The firm said its tidal turbine and generation equipment have been successfully installed in the Goto Island chain in Japan. The turbine clocked its first 10MWh (megawatt hours) of generation within the first ten days of operation and is now producing clean electricity.
The Simec Atlantis designed and manufactured tidal turbine was assembled at the firm’s operations and maintenance base at Nigg Energy Park. It was assembled and tested in nine weeks before being shipped to Japan.
Offshore construction of the tidal generation equipment took just five days to complete, beginning with the laying of the cable, landing of the foundation structure and ballast to the sea floor, connection of the cable, and finally the installation of the turbine to the foundation.
Graham Reid, chief executive of Edinburgh-based Simec Atlantis Energy, which is behind the groundbreaking MeyGen tidal project in the Moray Firth, among others, said: “We are proud of our team, who worked efficiently and most of all safely during a worldwide pandemic, to bring tidal stream energy to Japan.
“Throughout the project we have also received great support from our strategic partner, KME, who was supported by a consortium of local and international stakeholders. I would also like to recognise the work of the Scottish Government who continue to support and champion the tidal industry and maximise the benefits to Scotland.
“This is a huge milestone for the deployment of clean, renewable energy from tidal stream and we hope it will be the first of many tidal turbines installed in Japan.”
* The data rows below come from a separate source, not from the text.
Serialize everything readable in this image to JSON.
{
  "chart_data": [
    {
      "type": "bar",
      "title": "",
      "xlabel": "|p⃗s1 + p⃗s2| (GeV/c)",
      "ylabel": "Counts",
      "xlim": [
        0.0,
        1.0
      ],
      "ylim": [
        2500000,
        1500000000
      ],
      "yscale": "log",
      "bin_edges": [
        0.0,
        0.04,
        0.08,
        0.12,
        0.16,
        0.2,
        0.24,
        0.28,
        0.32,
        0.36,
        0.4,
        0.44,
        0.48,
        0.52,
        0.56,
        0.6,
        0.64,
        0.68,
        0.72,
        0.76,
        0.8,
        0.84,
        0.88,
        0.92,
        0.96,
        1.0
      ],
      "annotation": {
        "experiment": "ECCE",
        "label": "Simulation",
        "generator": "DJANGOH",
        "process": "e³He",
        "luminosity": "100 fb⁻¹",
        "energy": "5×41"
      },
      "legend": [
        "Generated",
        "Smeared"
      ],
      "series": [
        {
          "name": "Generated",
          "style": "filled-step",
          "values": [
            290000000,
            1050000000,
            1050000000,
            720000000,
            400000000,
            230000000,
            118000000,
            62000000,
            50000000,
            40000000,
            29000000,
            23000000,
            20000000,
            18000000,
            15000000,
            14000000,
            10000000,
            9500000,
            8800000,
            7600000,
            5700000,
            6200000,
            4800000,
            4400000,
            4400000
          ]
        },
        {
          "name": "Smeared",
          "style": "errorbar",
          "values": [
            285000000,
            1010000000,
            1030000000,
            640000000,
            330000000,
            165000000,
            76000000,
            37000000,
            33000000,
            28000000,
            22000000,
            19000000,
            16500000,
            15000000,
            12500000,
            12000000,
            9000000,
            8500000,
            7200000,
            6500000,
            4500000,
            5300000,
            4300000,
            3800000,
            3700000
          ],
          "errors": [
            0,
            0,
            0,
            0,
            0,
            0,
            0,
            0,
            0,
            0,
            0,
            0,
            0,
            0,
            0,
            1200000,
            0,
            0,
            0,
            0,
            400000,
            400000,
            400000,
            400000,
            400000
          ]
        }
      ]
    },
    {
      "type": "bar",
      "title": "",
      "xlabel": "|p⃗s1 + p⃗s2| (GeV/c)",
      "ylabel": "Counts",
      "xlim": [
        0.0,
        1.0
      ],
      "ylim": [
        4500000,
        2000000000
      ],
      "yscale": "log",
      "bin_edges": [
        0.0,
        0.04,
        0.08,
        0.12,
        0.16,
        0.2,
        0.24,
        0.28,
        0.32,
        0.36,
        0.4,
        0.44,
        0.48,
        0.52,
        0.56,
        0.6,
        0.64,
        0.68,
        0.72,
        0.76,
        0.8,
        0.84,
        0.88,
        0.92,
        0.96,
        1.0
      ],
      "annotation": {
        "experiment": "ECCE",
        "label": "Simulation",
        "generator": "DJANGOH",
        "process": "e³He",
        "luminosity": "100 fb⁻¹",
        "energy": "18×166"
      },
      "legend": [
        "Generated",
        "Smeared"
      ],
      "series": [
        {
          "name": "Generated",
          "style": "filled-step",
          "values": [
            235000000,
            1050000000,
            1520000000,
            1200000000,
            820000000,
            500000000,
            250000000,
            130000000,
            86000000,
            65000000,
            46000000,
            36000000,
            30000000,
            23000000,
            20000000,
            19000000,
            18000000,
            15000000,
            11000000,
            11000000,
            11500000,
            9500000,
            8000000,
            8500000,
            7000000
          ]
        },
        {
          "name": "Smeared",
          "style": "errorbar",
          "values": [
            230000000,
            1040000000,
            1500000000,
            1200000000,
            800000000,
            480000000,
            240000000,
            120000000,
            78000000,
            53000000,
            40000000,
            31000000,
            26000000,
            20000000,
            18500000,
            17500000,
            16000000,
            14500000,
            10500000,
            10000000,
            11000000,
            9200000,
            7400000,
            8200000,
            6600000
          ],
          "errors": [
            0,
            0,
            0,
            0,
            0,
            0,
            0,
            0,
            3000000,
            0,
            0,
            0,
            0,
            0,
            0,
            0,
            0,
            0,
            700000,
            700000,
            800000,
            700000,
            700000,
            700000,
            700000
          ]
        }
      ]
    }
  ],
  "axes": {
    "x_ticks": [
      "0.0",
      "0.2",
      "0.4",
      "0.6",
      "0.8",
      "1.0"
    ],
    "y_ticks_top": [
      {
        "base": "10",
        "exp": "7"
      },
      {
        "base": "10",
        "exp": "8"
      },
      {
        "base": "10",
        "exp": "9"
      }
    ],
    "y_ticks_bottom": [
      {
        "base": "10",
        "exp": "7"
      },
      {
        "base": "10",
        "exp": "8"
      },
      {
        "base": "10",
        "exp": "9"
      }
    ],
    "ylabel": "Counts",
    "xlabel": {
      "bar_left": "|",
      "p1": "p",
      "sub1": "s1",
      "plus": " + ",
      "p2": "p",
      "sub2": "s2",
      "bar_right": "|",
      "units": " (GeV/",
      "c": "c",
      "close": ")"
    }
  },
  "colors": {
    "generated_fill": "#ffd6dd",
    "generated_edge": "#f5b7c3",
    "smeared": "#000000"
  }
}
Energy minister Paul Wheelhouse said: “For over ten years the Scottish Government has championed the development and deployment of marine energy.
“We have worked extensively to support the research, development, innovation and demonstration that has made Scotland a global leader in both tidal and wave technology, with several World firsts and initiatives having been progressed in Scotland’s waters.
“I would like to congratulate Simec Atlantis Energy on achieving this significant milestone for the company and also for the workers at Nigg Energy Park who built the turbine which is now successfully generating clean, green electricity in Japan.
“Both the company and the team at Nigg have demonstrated the huge potential for Scotland’s marine energy and the key role it will play in decarbonising our energy both at home and – as demonstrated by this turbine’s successful deployment in Japan – across the world and I look forward to Scotland’s marine energy potential having a further shop window to the international community when delegates gather in Glasgow for COP26, later this year.”
The firm’s creation and export of the turbine and technology to Japan was supported with material guarantees from HSBC UK.
Steven Jolly, deputy head of corporate banking in Scotland at HSBC UK, said: “We’re extremely proud to have played a role in helping this Scottish engineering project bring tidal energy to Japan for the first time. It’s always exciting to be able to help a business explore new territory and this has been a great project to showcase Scottish engineering on a global scale.”